For details on the extra options required and provided by the OpenStack driver, see the separate section openstack-driver

static

For details on the extra options required and provided by the static driver, see the separate section static-driver

tenant-resource-limits

A list of global resource limits enforced per tenant (e.g. Zuul tenants).
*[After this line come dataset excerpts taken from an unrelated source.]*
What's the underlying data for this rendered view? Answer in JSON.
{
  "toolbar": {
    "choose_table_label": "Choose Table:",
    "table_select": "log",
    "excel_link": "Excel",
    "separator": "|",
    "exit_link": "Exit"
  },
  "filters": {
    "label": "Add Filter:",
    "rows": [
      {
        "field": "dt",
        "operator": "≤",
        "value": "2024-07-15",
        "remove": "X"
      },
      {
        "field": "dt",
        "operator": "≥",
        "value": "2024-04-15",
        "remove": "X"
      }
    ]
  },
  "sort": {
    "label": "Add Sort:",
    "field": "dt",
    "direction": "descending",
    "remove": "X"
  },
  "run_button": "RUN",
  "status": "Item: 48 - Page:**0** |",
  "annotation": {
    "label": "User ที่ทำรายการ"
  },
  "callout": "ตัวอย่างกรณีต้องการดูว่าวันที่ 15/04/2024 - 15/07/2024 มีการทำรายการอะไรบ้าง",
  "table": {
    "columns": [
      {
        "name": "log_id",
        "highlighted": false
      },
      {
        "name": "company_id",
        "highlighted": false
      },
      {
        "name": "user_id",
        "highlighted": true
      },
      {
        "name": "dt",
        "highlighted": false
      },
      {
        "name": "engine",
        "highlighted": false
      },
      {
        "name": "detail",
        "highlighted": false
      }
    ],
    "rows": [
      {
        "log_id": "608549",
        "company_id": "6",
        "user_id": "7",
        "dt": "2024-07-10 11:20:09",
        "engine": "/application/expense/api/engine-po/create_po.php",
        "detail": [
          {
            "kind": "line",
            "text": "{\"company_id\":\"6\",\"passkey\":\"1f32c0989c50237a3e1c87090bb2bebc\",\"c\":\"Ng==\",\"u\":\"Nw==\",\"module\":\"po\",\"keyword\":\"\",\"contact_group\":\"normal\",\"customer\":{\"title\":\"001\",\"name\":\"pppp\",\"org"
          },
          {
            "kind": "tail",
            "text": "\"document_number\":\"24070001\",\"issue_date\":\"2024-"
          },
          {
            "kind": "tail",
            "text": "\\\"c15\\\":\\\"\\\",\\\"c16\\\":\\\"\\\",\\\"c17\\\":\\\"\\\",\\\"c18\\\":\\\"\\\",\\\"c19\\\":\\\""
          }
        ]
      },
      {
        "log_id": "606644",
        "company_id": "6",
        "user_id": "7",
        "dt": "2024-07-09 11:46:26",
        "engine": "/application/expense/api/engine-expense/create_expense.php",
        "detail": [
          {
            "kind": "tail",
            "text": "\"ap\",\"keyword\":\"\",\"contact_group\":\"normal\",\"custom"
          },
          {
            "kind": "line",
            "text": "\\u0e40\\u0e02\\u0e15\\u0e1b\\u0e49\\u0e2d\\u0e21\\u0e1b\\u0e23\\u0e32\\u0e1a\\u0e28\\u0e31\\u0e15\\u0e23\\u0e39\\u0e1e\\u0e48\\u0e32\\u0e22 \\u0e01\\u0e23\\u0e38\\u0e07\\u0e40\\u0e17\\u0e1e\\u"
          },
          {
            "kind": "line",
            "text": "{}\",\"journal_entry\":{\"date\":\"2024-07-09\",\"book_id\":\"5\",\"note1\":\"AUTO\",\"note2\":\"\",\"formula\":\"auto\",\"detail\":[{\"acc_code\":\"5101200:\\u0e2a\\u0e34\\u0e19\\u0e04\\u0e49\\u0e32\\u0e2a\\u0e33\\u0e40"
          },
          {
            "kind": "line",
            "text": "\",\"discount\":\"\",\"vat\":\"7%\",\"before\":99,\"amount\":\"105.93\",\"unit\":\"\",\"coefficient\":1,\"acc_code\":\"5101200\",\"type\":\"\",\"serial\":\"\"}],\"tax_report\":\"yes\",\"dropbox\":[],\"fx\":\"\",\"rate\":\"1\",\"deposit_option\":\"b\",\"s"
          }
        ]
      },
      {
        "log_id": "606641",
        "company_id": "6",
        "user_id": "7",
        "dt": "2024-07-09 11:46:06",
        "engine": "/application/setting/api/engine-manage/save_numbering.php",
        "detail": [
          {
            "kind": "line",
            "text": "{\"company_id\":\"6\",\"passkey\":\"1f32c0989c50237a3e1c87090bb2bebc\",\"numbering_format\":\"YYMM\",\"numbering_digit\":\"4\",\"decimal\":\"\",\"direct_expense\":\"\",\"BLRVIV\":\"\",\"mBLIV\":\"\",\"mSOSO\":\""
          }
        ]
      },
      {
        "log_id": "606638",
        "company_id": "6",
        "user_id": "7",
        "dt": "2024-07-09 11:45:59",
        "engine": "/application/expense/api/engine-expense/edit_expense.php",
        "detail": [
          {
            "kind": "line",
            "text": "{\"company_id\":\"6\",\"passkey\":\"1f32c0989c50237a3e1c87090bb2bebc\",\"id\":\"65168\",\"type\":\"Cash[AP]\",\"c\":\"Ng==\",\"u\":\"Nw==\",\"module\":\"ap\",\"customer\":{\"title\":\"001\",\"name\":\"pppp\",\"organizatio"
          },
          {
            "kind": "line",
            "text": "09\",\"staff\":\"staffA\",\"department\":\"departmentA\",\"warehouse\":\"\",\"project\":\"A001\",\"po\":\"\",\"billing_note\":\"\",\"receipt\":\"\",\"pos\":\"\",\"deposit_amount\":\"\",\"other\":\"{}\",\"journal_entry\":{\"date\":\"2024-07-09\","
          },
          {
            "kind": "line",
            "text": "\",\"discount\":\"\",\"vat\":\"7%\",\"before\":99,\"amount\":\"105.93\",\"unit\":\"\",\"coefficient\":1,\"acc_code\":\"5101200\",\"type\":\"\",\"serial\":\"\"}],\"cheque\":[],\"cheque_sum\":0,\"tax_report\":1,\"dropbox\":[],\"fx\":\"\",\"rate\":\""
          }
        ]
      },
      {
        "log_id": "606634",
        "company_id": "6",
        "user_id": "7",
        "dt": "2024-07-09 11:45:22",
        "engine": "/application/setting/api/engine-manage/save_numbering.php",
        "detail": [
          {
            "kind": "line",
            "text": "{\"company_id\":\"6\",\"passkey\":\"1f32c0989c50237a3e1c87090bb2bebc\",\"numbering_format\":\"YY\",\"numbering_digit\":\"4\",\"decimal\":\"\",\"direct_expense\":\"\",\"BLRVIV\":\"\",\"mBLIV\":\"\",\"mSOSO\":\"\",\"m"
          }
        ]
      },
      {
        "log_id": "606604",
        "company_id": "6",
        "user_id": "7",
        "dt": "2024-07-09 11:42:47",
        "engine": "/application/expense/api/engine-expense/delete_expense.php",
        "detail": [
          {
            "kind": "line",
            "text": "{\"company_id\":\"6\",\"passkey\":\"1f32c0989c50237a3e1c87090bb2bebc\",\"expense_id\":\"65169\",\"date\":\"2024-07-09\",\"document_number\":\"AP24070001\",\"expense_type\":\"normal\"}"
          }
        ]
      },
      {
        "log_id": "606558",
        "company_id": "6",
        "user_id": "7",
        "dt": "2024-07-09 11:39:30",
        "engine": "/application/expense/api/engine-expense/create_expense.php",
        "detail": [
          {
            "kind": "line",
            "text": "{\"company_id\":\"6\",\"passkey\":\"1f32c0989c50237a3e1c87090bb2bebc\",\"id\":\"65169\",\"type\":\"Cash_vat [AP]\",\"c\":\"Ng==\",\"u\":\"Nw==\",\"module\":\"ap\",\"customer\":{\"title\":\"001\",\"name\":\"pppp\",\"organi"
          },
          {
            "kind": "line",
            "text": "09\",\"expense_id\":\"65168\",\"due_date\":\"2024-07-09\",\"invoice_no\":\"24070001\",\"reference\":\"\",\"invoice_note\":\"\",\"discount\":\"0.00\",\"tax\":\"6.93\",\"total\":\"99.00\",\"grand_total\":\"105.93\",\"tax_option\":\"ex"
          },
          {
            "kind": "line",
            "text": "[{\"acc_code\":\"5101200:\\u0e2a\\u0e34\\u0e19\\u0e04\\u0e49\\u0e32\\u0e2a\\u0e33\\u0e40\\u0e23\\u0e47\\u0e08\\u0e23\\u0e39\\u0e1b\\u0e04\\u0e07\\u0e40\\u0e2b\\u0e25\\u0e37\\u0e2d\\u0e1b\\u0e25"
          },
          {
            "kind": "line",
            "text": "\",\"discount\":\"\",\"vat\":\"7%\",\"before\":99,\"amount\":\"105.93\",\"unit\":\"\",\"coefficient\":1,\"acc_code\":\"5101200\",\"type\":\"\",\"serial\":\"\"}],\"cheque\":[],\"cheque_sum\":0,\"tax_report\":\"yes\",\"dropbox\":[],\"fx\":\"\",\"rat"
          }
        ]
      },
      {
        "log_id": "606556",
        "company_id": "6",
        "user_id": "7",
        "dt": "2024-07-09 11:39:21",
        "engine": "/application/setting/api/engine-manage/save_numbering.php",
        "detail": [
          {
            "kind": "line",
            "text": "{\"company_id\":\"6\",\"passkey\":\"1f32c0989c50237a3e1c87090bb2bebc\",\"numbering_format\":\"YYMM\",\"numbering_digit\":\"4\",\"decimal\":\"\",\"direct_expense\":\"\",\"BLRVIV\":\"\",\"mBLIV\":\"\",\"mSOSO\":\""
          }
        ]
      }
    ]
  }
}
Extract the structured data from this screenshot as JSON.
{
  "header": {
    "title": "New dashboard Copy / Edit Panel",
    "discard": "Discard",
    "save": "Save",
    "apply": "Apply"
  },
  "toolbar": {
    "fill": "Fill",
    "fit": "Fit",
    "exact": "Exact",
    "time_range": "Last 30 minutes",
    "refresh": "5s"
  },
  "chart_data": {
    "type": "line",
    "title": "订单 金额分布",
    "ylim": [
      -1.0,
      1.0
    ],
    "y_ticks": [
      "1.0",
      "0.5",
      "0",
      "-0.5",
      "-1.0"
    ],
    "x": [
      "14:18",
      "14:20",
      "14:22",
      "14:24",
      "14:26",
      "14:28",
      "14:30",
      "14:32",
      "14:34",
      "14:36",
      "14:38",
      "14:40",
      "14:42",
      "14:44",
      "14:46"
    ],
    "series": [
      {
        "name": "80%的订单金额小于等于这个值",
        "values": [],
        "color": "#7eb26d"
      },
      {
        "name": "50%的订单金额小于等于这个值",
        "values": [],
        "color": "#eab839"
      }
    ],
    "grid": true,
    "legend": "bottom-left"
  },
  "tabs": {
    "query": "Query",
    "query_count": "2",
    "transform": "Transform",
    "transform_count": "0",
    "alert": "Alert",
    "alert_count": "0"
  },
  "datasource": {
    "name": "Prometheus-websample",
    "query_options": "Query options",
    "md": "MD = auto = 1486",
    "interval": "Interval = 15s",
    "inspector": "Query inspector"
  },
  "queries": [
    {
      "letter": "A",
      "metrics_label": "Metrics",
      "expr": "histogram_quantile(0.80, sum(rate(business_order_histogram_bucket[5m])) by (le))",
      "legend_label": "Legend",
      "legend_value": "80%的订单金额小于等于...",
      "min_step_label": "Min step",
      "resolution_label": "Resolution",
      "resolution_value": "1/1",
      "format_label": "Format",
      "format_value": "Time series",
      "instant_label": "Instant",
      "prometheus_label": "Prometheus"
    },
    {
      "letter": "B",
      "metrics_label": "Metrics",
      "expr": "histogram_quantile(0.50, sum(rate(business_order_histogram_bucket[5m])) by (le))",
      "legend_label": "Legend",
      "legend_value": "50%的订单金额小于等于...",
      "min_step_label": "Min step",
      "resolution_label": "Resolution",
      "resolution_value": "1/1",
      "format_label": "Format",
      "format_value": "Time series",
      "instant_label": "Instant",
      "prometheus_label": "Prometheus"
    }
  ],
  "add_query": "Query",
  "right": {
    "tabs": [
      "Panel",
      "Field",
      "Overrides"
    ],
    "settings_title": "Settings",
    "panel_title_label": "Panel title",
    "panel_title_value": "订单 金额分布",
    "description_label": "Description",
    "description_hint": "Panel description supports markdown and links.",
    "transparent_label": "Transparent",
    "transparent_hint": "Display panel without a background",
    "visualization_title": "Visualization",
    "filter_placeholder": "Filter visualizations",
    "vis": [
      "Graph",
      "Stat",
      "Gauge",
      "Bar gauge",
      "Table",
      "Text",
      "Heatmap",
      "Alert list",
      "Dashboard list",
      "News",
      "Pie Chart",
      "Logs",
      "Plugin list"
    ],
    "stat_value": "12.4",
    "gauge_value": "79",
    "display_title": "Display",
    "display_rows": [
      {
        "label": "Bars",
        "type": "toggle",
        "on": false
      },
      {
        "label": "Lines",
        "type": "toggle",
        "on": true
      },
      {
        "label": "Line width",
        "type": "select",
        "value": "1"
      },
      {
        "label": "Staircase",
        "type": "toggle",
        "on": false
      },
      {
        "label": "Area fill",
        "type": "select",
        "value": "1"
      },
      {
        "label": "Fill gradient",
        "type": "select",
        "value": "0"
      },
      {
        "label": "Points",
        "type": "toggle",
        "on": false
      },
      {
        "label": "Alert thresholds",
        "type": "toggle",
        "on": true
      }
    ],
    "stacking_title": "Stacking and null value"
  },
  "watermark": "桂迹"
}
These limits are calculated on a best-effort basis. Because of parallelism within launcher instances, and especially with multiple launcher instances, the limits are not guaranteed to be exact.

tenant-resource-limits:
  - tenant-name: example-tenant
    max-servers: 10
    max-cores: 200
    max-ram: 16565
    'L-43DA4232': 224

Each entry is a dictionary with the following keys. Any other keys are interpreted as driver-specific resource limits (otherwise specified as max-resources in the provider configuration). The only driver that currently supports additional resource limits is AWS.

tenant-name

A tenant name correspodinding, e.g., to a Zuul tenant.

max-servers

The maximum number of servers a tenant can allocate.

max-cores

The maximum number of CPU cores a tenant can allocate.

max-ram

The maximum number of main memory (RAM) a tenant can allocate.